I did try a few other GNU/Linux distributions, but didn’t have much luck with any others. I suspect someone will eventually find a way to improve Linux support, but for now the easiest way to run Linux software on the MicroPC is probably to use the Windows Subsystem for Linux.
It took me just a few minutes to enable the feature and install Ubuntu and then I was able to open a Bash Shell and use Linux commands and programs.
Since I’m not a network administrator or someone with decades-old computer hardware lying around, I didn’t have much use for the RS-232 COM port on the MicroPC. But YouTuber The Phawx also has a pre-release MicroPC, and he put together a video showing how useful that port could be for some folks.
The MicroPC has a 23.56 Wh battery that GPD says should be good for about 6 to 8 hours. That seems a little optimistic in my experience, but not entirely outside of the realm of possibility.
Battery life is kind of tough to measure on a device like this, because it’s going to vary pretty widely depending on how you’re using the MicroPC.
Normally in a laptop review I’d give you a rough estimate by taking a fully charged laptop and then using it all day for work until the battery died. But as I’ve mentioned, that’s not really something I’d subject myself to on a device with a keyboard like the GPD MicroPC’s.
If this were a tablet review, I might get a sense of how long it would run if I were using it to play videos, surf the web, play games, and maybe read eBooks. But while I’ve done some of those things with the MicroPC, it’s not really a tablet and there are probably better device to buy if those are the features you’re looking for.
So here’s what I’ll say about battery life. As I write this review, with an external mouse, keyboard, and display connected to the MicroPC, Windows is telling me that I’ve got four hours of battery life left… and I’ve been using the computer for almost three hours at this point.
But keep in mind that while I’m doing some heavy-duty multitasking, I’ve also turned off the display on the computer itself.
When I spent an hour playing Broken Age on the computer a week or two ago, the battery was depleted much more quickly, leading me to believe that I’d get maybe 3-4 hours of run time if I were using it exclusively as a handheld gaming computer (for games that aren’t all that resource-intensive).
You can also probably extend battery life and/or improve performance by adjusting the Windows 10 Power Mode settings by tapping the battery indicator and then adjusting the slider.
So battery life?
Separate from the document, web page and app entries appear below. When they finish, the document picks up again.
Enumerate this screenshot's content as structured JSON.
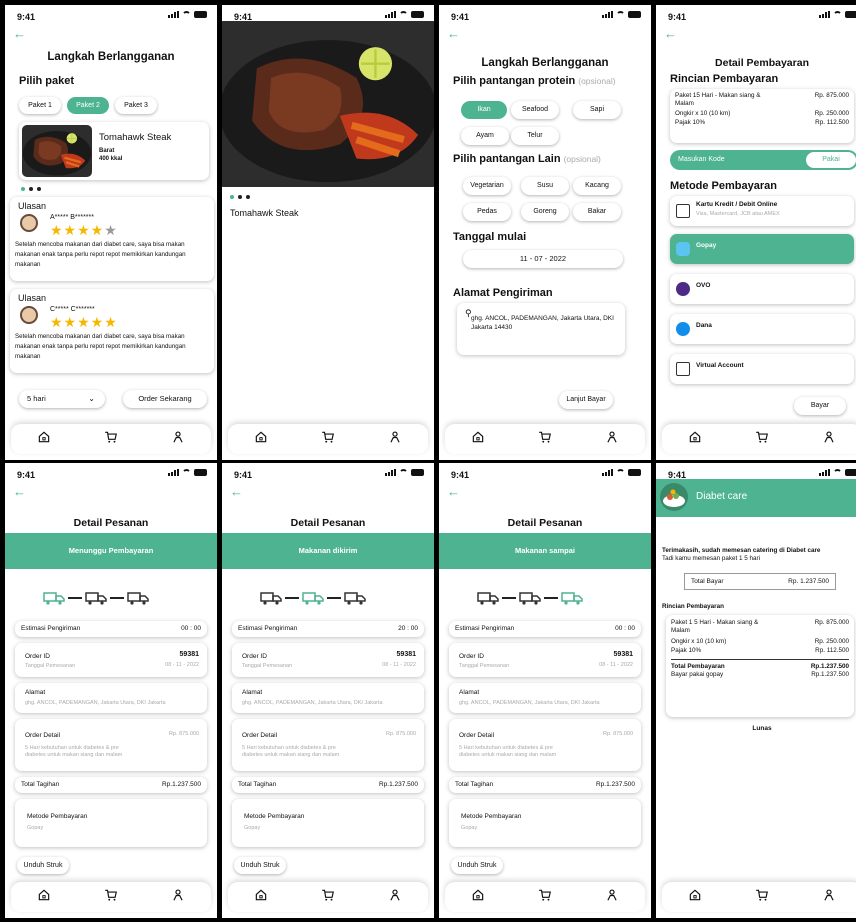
{
  "status": {
    "time": "9:41"
  },
  "colors": {
    "accent": "#4db391",
    "star": "#f5b800"
  },
  "s1": {
    "title": "Langkah Berlangganan",
    "pick": "Pilih paket",
    "pakets": [
      "Paket 1",
      "Paket 2",
      "Paket 3"
    ],
    "product": {
      "name": "Tomahawk Steak",
      "sub1": "Barat",
      "sub2": "400 kkal"
    },
    "reviews": [
      {
        "head": "Ulasan",
        "user": "A***** B*******",
        "stars": 4,
        "text": "Setelah mencoba makanan dari diabet care, saya bisa makan makanan enak tanpa perlu repot repot memikirkan kandungan makanan"
      },
      {
        "head": "Ulasan",
        "user": "C***** C*******",
        "stars": 5,
        "text": "Setelah mencoba makanan dari diabet care, saya bisa makan makanan enak tanpa perlu repot repot memikirkan kandungan makanan"
      }
    ],
    "days": "5 hari",
    "order": "Order Sekarang"
  },
  "s2": {
    "name": "Tomahawk Steak"
  },
  "s3": {
    "title": "Langkah Berlangganan",
    "protein": "Pilih pantangan protein",
    "opt": "(opsional)",
    "proteins": [
      "Ikan",
      "Seafood",
      "Sapi",
      "Ayam",
      "Telur"
    ],
    "lain": "Pilih pantangan Lain",
    "lains": [
      "Vegetarian",
      "Susu",
      "Kacang",
      "Pedas",
      "Goreng",
      "Bakar"
    ],
    "tgl": "Tanggal mulai",
    "date": "11 - 07 - 2022",
    "alamat": "Alamat Pengiriman",
    "addr": "ghg. ANCOL, PADEMANGAN, Jakarta Utara, DKI Jakarta 14430",
    "next": "Lanjut Bayar"
  },
  "s4": {
    "title": "Detail Pembayaran",
    "rincian": "Rincian Pembayaran",
    "items": [
      {
        "k": "Paket 15 Hari - Makan siang & Malam",
        "v": "Rp. 875.000"
      },
      {
        "k": "Ongkir x 10 (10 km)",
        "v": "Rp. 250.000"
      },
      {
        "k": "Pajak 10%",
        "v": "Rp. 112.500"
      }
    ],
    "kode": "Masukan Kode",
    "pakai": "Pakai",
    "metode": "Metode Pembayaran",
    "methods": [
      {
        "name": "Kartu Kredit / Debit Online",
        "sub": "Visa, Mastercard, JCB atau AMEX"
      },
      {
        "name": "Gopay",
        "sub": ""
      },
      {
        "name": "OVO",
        "sub": ""
      },
      {
        "name": "Dana",
        "sub": ""
      },
      {
        "name": "Virtual Account",
        "sub": ""
      }
    ],
    "bayar": "Bayar"
  },
  "orders": [
    {
      "status": "Menunggu Pembayaran",
      "est": "00 : 00"
    },
    {
      "status": "Makanan dikirim",
      "est": "20 : 00"
    },
    {
      "status": "Makanan sampai",
      "est": "00 : 00"
    }
  ],
  "order": {
    "title": "Detail Pesanan",
    "estLabel": "Estimasi Pengiriman",
    "idLabel": "Order ID",
    "id": "59381",
    "tglLabel": "Tanggal Pemesanan",
    "tgl": "08 - 11 - 2022",
    "alamatLabel": "Alamat",
    "alamat": "ghg. ANCOL, PADEMANGAN, Jakarta Utara, DKI Jakarta",
    "detailLabel": "Order Detail",
    "detailPrice": "Rp. 875.000",
    "detailText": "5 Hari kebutuhan untuk diabetes & pre diabetes untuk makan siang dan malam",
    "totalLabel": "Total Tagihan",
    "total": "Rp.1.237.500",
    "metodeLabel": "Metode Pembayaran",
    "metode": "Gopay",
    "struk": "Unduh Struk"
  },
  "s8": {
    "brand": "Diabet care",
    "thanks": "Terimakasih, sudah memesan catering di Diabet care",
    "tadi": "Tadi kamu memesan paket 1 5 hari",
    "totalLabel": "Total Bayar",
    "total": "Rp. 1.237.500",
    "rincian": "Rincian Pembayaran",
    "items": [
      {
        "k": "Paket 1 5 Hari - Makan siang & Malam",
        "v": "Rp. 875.000"
      },
      {
        "k": "Ongkir x 10 (10 km)",
        "v": "Rp. 250.000"
      },
      {
        "k": "Pajak 10%",
        "v": "Rp. 112.500"
      }
    ],
    "tpLabel": "Total Pembayaran",
    "tp": "Rp.1.237.500",
    "viaLabel": "Bayar pakai gopay",
    "via": "Rp.1.237.500",
    "lunas": "Lunas"
  }
}
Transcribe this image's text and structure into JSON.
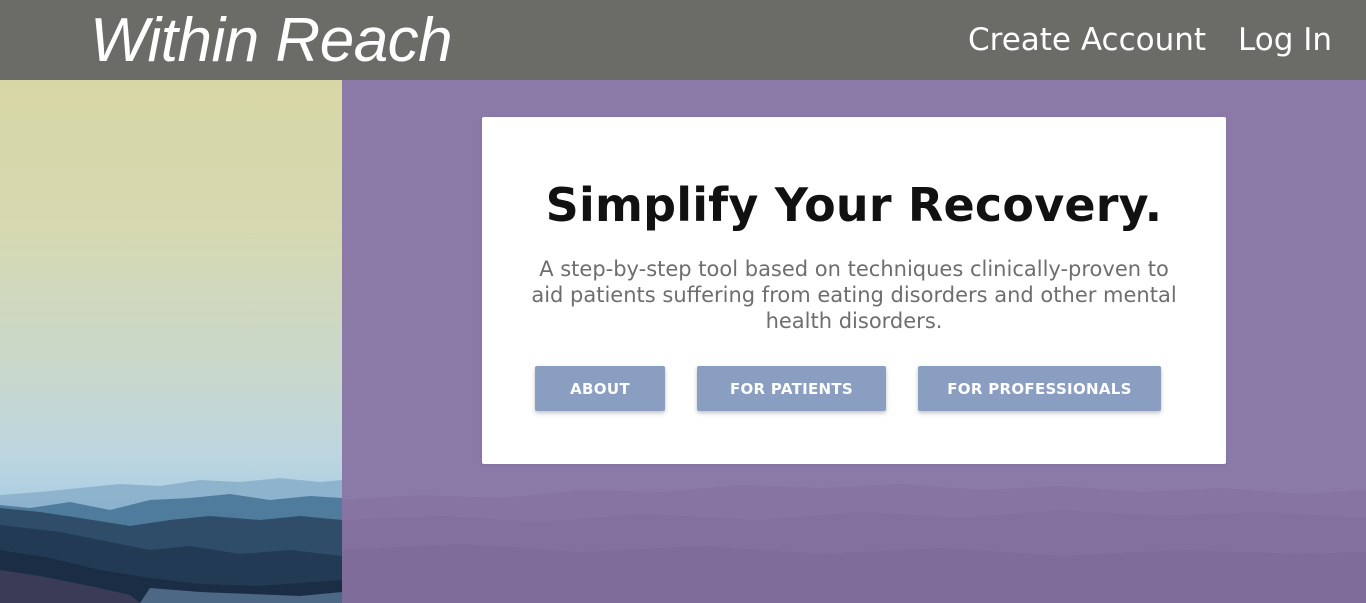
{
  "header": {
    "brand": "Within Reach",
    "nav": {
      "create_account": "Create Account",
      "log_in": "Log In"
    }
  },
  "hero": {
    "headline": "Simplify Your Recovery.",
    "description": "A step-by-step tool based on techniques clinically-proven to aid patients suffering from eating disorders and other mental health disorders.",
    "buttons": {
      "about": "ABOUT",
      "patients": "FOR PATIENTS",
      "professionals": "FOR PROFESSIONALS"
    }
  },
  "colors": {
    "header_bg": "#6b6b67",
    "hero_bg": "#8b79a8",
    "button_bg": "#8a9ec1",
    "card_bg": "#ffffff"
  }
}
It depends on how you’re using the computer.
The MicroPC is GPD’s most affordable handheld Windows computer to date. It’s a versatile little device that can run most Windows applications you’re likely to want to run on a system this small. With a backlit keyboard, a fan toggle, a more ports than you’ll find on most 13 inch laptops these days, it’s kind of a geek’s dream.
But it’s also a relatively low-power system that’s not going to be a speed demon if you throw heavy-duty tasks at it, like running virtual machines or playing bleeding edge games. It’s not the easiest device in the world to type on. And the lack of a touchscreen or webcam may be a turnoff for some potential customers.
I’d say if you’re looking for a handheld computer for gaming, you’re probably better off with the GPD Win 2 with its stronger processor and dedicated gaming controllers. And if you’re looking for a machine with a better keyboard that you can use for touch typing (rather than thumb typing), the GPD Pocket 2 is still the best option.
But both of those devices cost up to twice as much as the MicroPC. And they have fewer ports. So I can definitely see why the MicroPC has generated a lot of pre-release buzz.
GPD only expects to have enough components to make about 2,000 units in its first batch. If you don’t reserve one during the company’s crowdfunding campaign, you may have to wait until this summer before the MicroPC is available for general purchase.